GREENSBORO, N.C. -- Florida State's longtime broadcaster heralded as the "voice of the Seminoles," Gene Deckerhoff, will be honored later this year by the National Football Foundation for having a "distinguished career in broadcasting."
The NFF, which hands out several major awards and serves as the stage for the college football Hall of Fame induction ceremonies each December, made the announcement Monday.
Specifically, Deckerhoff will receive the Chris Schenkel Award. Each year since 1996, the award has gone to a broadcaster who have had "long, distinguished careers broadcasting college football with direct ties to a specific university."
This fall will mark Deckerhoff's 35th season calling FSU football games. Later this year, he will begin his 39th season calling FSU men's basketball games.
Deckerhoff will be honored during the NFF's annual awards dinner December 10. He'll be the 18th person to receive the award named for its first recipient. Schenkel was a longtime broadcaster for ABC Sports. His career spanned five decades.

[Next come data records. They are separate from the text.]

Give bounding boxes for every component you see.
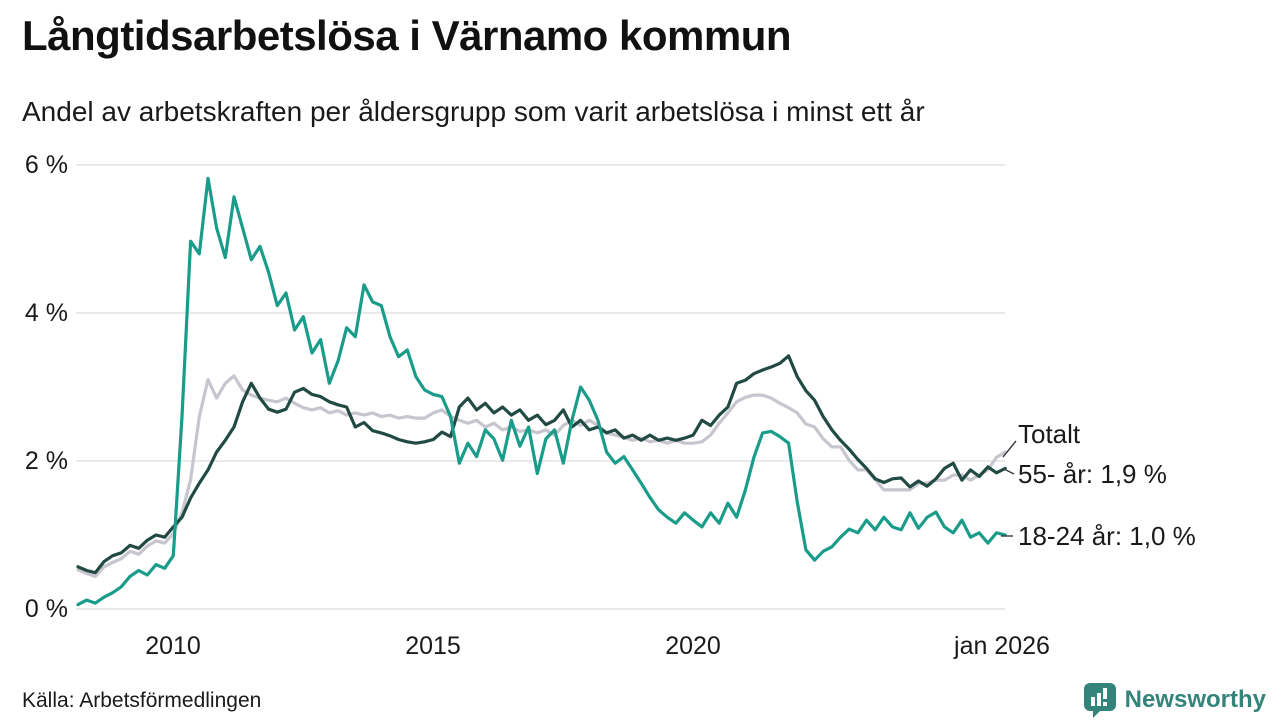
newsworthy-logo-icon: [1083, 683, 1116, 718]
label-connectors: [1001, 440, 1017, 537]
x-tick-2015: 2015: [405, 632, 461, 660]
series-label-totalt: Totalt: [1018, 419, 1081, 449]
series-lines: [76, 176, 1007, 607]
brand-name: Newsworthy: [1124, 686, 1266, 713]
x-tick-2010: 2010: [145, 632, 201, 660]
x-tick-jan-2026: jan 2026: [954, 632, 1050, 660]
page-title: Långtidsarbetslösa i Värnamo kommun: [22, 12, 792, 59]
connector-totalt: [1002, 440, 1017, 458]
series-line-totalt: [76, 374, 1007, 579]
series-line-55-r: [76, 354, 1007, 575]
gridlines: [76, 164, 1005, 610]
series-line-18-24-r: [76, 176, 1007, 607]
y-tick-2: 2 %: [24, 447, 68, 475]
x-tick-2020: 2020: [665, 632, 721, 660]
logo-bar-small: [1090, 697, 1095, 706]
y-tick-4: 4 %: [24, 299, 68, 327]
logo-bar-medium: [1096, 693, 1101, 706]
source-note: Källa: Arbetsförmedlingen: [22, 689, 262, 712]
y-tick-6: 6 %: [24, 151, 68, 179]
series-label-55: 55- år: 1,9 %: [1018, 459, 1167, 489]
connector-55: [1003, 468, 1015, 475]
page-subtitle: Andel av arbetskraften per åldersgrupp s…: [22, 96, 925, 127]
series-label-18-24: 18-24 år: 1,0 %: [1018, 521, 1196, 551]
brand-lockup: Newsworthy: [1083, 682, 1266, 718]
y-tick-0: 0 %: [24, 595, 68, 623]
logo-exclamation-stem: [1102, 688, 1107, 699]
logo-exclamation-dot: [1102, 702, 1107, 706]
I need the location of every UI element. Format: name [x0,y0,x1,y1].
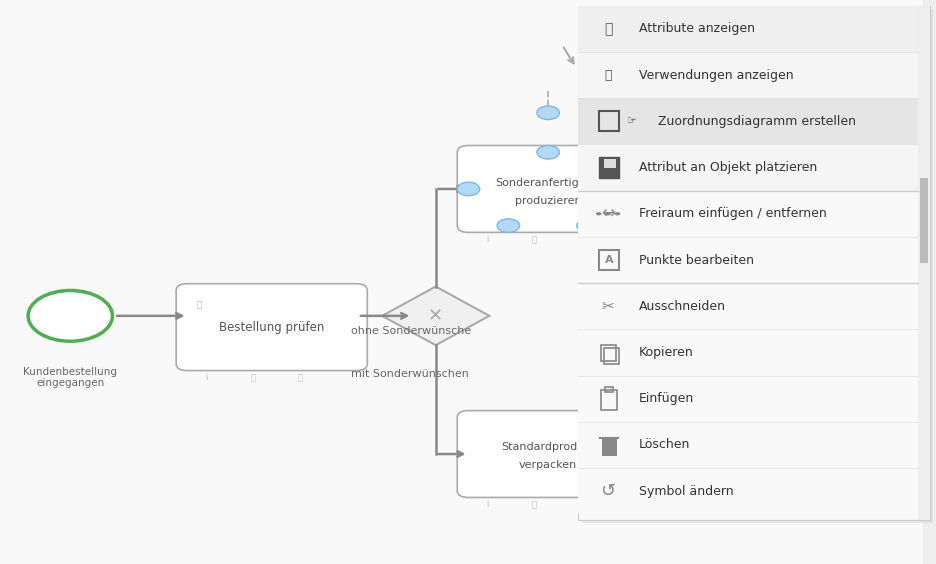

Along with Deckerhoff, Oklahoma athletics director Joe Castiglione and NCAA vice president Dennie Poppe will be honored with other awards. So will soon-to-be announced winners of the NFF Distinguished American Award and the NFF Gold Medal.
"Gene Deckerhoff's broadcasting career with the Seminoles has spanned more than thirty years, and during this time, his voice has become synonymous with one of the greatest college football traditions in the country," NFF president and CEO Steve Hatchell said in a news release. "We are pleased to honor Gene with the Chris Schenkel Award as a tribute to all of his accomplishments."
A Jacksonville native, Deckerhoff began broadcasting in 1964 as a weekend announcer at WWPF-AM in Palatka. His first sports assignment came in 1965, when he worked the Palatka Little League All-Star Game. The next year, the Florida graduate went back to Gainesville to broadcast local high school basketball games for WGGG-AM.
Deckerhoff started calling football in 1972 while working for WTRL-AM in Bradenton. Two years later, working for WTNT-AM in Tallahassee, he became the voice of FSU basketball.
Across his career, Deckerhoff has called all 13 of FSU's ACC football championships. He also worked the national championship 1993 and 1999 seasons. The 2000 Florida Sports Hall of Fame inductee has been named the state's broadcaster of the year 14 times. He also was inducted into FSU's Hall of Fame in 2002.